If gold is making headlines, why is silver still flying under the radar? Piepenburg sees silver as one of the most undervalued assets in the world.

  • Silver's one-year return is approximately 35% to-date but remains well below its all-time highs.
  • The gold-to-silver ratio is at 90:1—historically, when this ratio is high, silver tends to outperform gold in the next bull run.
  • Global silver supply is constrained due to mining restrictions in Mexico and geopolitical instability in key production regions.
  • China has been quietly stockpiling silver for decades, just as it has with gold.

Silver has always been volatile, but when it moves, it moves fast. As Rick Rule says, silver rewards infrequently but extravagantly.

Trump, Tariffs, and the Geopolitical Powder Keg

On the political front, Piepenburg warns that the world is shifting into a multipolar order—a direct challenge to U.S. economic and military dominance. He sees Trump’s aggressive trade tariffs on Canada, Mexico, and China as both a strategic move to reshore American manufacturing and a potential economic landmine.

History shows that tariffs can backfire badly—just look at the Smoot-Hawley Tariff Act of 1930, which worsened the Great Depression. Piepenburg notes that while Trump’s tariffs may pressure companies to bring jobs back to the U.S., they could also fuel inflation and accelerate the global shift away from the dollar.

Meanwhile, the Russia-Ukraine conflict continues to be a major economic disruptor. Piepenburg highlights how the West pushed Ukraine away from a peace deal in 2022, leading to further escalation. With over a million casualties and no clear path to victory, he believes the U.S. and NATO will eventually be forced into peace talks—something Trump has already hinted at.

Waiting for Blood in the Streets

Despite his bearish outlook, Piepenburg isn’t advocating a full retreat from markets. Instead, he’s patiently waiting for a major market correction.

  • He sees the U.S. stock market as grossly overvalued, running on momentum rather than real earnings.
  • He expects a massive mean reversion, where stocks could fall 50% or more from their highs.
  • He’s sitting in cash, ready to buy when real value emerges.

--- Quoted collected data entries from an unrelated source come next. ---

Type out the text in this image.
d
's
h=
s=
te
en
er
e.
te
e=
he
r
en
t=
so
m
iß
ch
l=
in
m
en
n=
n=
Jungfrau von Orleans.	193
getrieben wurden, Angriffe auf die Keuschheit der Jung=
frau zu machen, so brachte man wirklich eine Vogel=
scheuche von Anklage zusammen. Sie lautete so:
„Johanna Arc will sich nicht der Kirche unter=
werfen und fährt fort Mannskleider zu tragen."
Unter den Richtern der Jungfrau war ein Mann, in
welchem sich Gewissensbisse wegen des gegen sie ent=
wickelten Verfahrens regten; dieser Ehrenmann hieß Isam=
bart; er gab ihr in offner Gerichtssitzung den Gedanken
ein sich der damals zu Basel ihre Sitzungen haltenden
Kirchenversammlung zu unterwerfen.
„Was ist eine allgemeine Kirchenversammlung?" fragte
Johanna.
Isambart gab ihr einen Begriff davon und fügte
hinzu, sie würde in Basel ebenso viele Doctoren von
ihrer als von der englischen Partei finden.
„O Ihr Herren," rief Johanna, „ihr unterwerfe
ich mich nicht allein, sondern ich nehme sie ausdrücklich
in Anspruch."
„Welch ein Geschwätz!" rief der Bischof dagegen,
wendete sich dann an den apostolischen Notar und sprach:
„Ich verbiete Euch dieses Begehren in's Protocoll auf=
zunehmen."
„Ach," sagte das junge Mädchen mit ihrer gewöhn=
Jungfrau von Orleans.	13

For now, he believes the best strategy is to avoid speculation, hold physical gold and silver, and wait for opportunities once the bubble bursts.

Final Thoughts: The World is Changing—Are You Ready?

Piepenburg’s message is clear: history is happening right now. The global financial system is undergoing seismic shifts, and those who prepare will come out ahead. Whether it’s gold, silver, or simply understanding market cycles, investors need to think strategically, not emotionally.

With debt soaring, confidence in the dollar eroding, and geopolitical tensions escalating, it’s not a matter of if the financial landscape will change, but how fast. Those who see the writing on the wall and position themselves accordingly stand to benefit in the years ahead.

This article is for informational purposes only and does not in any way constitute investment advice. The author may express their own opinions, which may not represent the opinions of ETF Central or its affiliated partners. It is essential that you seek advice from a registered financial professional prior to making any investment decisions.